The US dollar is nearing a one-month high against the Japanese yen, approaching the 160 level. However, caution is advised as a potential pullback could occur.
2026-06-02 09:54:12

The recent surge in the US dollar has been primarily driven by uncertainty surrounding the Middle East situation. Although US President Trump stated that the US and Iran remain in communication and anticipate a new agreement within the coming week on extending the ceasefire and restoring navigation in the Strait of Hormuz, significant uncertainty remains. Iran, on the other hand, has warned that it will suspend negotiations with the US should it suffer a new military strike.
Market concerns are growing that a further escalation of the conflict could impact global energy transport security. As one of the world's most important energy transport routes, the Strait of Hormuz handles approximately 20% of global seaborne crude oil shipments. Any news regarding a deterioration in the region quickly triggers increased risk aversion in the market and drives demand for traditional safe-haven assets such as the US dollar.
Meanwhile, the ongoing tensions in the Middle East are reigniting market concerns about global inflation. Rising energy prices not only increase production costs for businesses but may also slow the pace of inflation decline in major economies. Against this backdrop, markets are beginning to reassess the path of US monetary policy.
Market pricing data suggests that investors currently believe the Federal Reserve may maintain high interest rates for longer than previously expected. Some traders are even betting on the possibility of further policy tightening by the Fed in 2026. As a result, US Treasury yields have remained high, providing continued support for the US dollar.
Market analysts point out that if energy prices remain high, the decline in US inflation may be disrupted, and the Federal Reserve may extend its restrictive policy stance. However, the rise of the US dollar against the Japanese yen is not without its challenges. As the exchange rate approaches the 160 mark again, market concerns about potential intervention by the Japanese government have intensified. Looking back over the past two years, the Japanese Ministry of Finance has intervened in the market multiple times after the exchange rate approached or broke through key psychological levels to stabilize the yen. Therefore, some investors are choosing to remain cautious at the current price level.
Furthermore, the Bank of Japan's policy outlook also provides some support for the yen. The market widely expects the Bank of Japan to discuss the possibility of further interest rate hikes at its monetary policy meeting in mid-June. If the Bank of Japan signals further steps towards exiting its ultra-loose policy, the Japan-US interest rate differential may narrow marginally, thereby easing downward pressure on the yen.
From the perspective of global capital flows, the market is currently seeking a balance between the safe-haven appeal of the US dollar and the normalization of the Bank of Japan's policy. On the one hand, the situation in the Middle East and global economic uncertainty are driving capital inflows into the US dollar; on the other hand, the improved interest rate environment in Japan is helping to attract some capital back to the Japanese market.

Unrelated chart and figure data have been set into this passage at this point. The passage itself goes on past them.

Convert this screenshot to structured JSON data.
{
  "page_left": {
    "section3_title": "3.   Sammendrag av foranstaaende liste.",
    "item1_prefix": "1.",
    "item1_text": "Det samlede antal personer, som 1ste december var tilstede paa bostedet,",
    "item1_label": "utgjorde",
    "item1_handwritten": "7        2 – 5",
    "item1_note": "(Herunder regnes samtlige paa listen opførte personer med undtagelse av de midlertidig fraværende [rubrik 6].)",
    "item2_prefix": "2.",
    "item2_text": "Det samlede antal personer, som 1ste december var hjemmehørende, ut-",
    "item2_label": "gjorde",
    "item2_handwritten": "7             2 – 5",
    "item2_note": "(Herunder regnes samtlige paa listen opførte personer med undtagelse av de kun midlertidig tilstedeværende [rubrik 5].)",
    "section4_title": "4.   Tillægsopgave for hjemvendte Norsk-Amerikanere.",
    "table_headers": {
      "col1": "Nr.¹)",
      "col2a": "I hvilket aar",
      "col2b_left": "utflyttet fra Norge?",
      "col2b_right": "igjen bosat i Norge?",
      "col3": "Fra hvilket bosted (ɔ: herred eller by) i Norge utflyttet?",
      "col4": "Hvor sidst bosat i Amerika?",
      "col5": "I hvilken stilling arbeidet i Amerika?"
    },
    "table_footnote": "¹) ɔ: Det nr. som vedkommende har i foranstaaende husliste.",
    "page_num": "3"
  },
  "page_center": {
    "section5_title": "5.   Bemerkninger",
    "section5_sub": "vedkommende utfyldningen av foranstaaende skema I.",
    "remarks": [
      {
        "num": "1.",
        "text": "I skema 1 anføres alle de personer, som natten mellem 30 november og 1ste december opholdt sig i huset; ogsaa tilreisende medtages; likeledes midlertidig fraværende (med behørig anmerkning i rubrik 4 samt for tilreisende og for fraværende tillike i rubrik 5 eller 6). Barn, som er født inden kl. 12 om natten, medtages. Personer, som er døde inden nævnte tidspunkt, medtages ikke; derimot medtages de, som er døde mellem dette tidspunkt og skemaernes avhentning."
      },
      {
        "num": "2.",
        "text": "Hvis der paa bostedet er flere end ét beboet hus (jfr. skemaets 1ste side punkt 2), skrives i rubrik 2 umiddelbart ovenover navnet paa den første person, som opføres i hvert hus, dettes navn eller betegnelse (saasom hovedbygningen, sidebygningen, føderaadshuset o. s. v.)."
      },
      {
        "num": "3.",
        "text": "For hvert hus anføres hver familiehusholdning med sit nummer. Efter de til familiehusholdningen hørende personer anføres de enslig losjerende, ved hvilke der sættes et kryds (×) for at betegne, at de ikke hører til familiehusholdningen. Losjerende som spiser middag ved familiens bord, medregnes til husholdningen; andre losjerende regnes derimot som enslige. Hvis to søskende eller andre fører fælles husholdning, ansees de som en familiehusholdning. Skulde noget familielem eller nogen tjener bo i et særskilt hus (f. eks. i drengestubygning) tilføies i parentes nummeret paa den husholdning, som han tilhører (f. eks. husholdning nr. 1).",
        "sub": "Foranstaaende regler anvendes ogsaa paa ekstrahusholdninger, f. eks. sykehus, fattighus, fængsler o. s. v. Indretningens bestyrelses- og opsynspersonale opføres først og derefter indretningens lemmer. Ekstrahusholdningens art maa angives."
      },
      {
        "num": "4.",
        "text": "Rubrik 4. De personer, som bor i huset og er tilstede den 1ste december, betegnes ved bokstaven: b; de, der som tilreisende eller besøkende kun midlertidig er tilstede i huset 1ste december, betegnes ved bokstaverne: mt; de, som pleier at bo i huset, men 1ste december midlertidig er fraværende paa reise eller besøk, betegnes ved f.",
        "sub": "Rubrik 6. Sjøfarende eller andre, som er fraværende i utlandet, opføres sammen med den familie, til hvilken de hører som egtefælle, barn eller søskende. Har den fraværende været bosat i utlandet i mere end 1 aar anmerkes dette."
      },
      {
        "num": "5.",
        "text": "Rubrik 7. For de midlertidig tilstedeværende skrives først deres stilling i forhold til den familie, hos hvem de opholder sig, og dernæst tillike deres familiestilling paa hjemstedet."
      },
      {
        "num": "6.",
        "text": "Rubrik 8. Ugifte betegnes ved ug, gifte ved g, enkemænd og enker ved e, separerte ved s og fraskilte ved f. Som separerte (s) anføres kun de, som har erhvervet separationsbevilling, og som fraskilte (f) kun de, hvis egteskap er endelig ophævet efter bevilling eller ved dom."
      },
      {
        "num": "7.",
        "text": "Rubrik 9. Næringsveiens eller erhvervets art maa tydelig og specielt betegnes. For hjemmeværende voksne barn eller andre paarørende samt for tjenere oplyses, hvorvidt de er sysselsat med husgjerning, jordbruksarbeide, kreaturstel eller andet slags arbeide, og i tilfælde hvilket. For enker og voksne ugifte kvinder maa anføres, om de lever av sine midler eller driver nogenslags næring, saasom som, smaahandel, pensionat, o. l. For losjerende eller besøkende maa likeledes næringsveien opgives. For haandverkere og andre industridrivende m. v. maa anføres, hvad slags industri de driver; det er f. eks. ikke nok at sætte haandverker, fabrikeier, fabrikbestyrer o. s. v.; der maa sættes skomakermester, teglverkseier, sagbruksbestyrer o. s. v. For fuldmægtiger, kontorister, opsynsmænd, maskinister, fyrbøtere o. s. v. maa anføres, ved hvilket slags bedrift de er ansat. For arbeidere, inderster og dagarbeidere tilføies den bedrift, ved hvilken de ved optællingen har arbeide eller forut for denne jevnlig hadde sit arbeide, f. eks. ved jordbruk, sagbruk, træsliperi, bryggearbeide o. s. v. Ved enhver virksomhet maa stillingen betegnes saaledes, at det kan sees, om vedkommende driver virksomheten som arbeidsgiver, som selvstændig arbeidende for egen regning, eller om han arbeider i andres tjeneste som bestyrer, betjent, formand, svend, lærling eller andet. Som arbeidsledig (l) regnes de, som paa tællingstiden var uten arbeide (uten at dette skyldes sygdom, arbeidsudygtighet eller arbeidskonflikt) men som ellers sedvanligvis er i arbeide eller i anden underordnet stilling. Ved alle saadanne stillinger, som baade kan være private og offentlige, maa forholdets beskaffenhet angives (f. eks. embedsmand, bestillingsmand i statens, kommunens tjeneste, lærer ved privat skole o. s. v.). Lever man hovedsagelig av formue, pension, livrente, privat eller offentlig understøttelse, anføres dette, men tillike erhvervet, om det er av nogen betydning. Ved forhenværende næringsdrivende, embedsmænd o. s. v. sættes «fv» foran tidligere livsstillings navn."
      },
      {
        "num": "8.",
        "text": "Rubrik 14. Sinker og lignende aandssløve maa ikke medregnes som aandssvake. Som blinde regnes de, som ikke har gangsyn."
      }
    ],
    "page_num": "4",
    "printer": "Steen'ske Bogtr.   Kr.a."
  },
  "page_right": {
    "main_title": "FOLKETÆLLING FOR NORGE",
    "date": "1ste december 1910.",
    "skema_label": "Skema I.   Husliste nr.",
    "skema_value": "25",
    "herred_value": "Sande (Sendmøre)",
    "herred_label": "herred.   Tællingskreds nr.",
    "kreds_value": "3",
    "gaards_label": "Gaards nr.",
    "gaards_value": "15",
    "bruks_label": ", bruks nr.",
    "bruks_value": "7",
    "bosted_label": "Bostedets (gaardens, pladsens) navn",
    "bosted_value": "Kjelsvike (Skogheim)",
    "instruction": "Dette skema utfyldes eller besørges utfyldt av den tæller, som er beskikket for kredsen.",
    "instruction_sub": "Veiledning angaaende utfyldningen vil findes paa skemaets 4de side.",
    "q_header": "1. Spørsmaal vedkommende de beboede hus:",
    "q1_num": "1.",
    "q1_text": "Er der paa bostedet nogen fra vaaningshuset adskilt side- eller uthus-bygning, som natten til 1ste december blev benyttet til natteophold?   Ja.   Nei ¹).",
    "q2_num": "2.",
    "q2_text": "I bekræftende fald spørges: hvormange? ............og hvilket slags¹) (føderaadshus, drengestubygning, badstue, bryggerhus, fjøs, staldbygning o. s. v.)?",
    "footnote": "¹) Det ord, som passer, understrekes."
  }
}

This week, market focus will be on US labor market data. The Job Openings Survey (JOLTS) will be released first, while Friday's non-farm payroll report is considered a crucial event determining the short-term direction of the US dollar. If the job market continues to show resilience, it could further strengthen market expectations that the Federal Reserve will maintain high interest rates; conversely, it could trigger some dollar bulls to take profits.
From the daily chart, the USD/JPY pair has maintained an upward structure since rebounding from around 154, and has now successfully broken through the key resistance area of 158. The MACD indicator remains in a golden cross state, with the red bars continuing to expand, indicating that the medium- to long-term upward momentum remains strong. The RSI indicator is running around 68, approaching the overbought zone but has not yet issued a clear reversal signal. Currently, the important resistance levels are located in the 160.00, 161.50, and 163.00 area; the support levels to watch are around 158.50, 157.20, and 155.80. Overall, the daily trend remains bullish.
Observing the 4-hour chart, USD/JPY has maintained a steady upward trend along an ascending channel recently, with the short-term moving average system remaining in a bullish alignment. The MACD histogram has slightly contracted, indicating that short-term upward momentum has slowed. The RSI indicator is around 65, showing that the market is still in a relatively strong range. If the price can effectively break through the 160 level, it is expected to further test the 161.50 area; if it falls below the 158.50 support due to expectations of intervention by the Japanese authorities, it may trigger a phase of pullback, but the overall upward trend will not be broken in the short term.

Editor's Note:
The current USD/JPY exchange rate is primarily driven by two main factors. Firstly, escalating tensions in the Middle East are boosting global safe-haven demand and reinforcing market expectations of a prolonged period of high US interest rates, thus supporting a stronger dollar. Secondly, the Bank of Japan's policy normalization and potential foreign exchange market intervention risks are limiting the exchange rate's upside potential. In the short term, the 160 level will be a key point of observation. If US employment data remains strong and Middle East risks do not ease, USD/JPY may have further upside potential; however, if the Bank of Japan releases a more hawkish signal or expectations of official intervention rise, market volatility could increase significantly.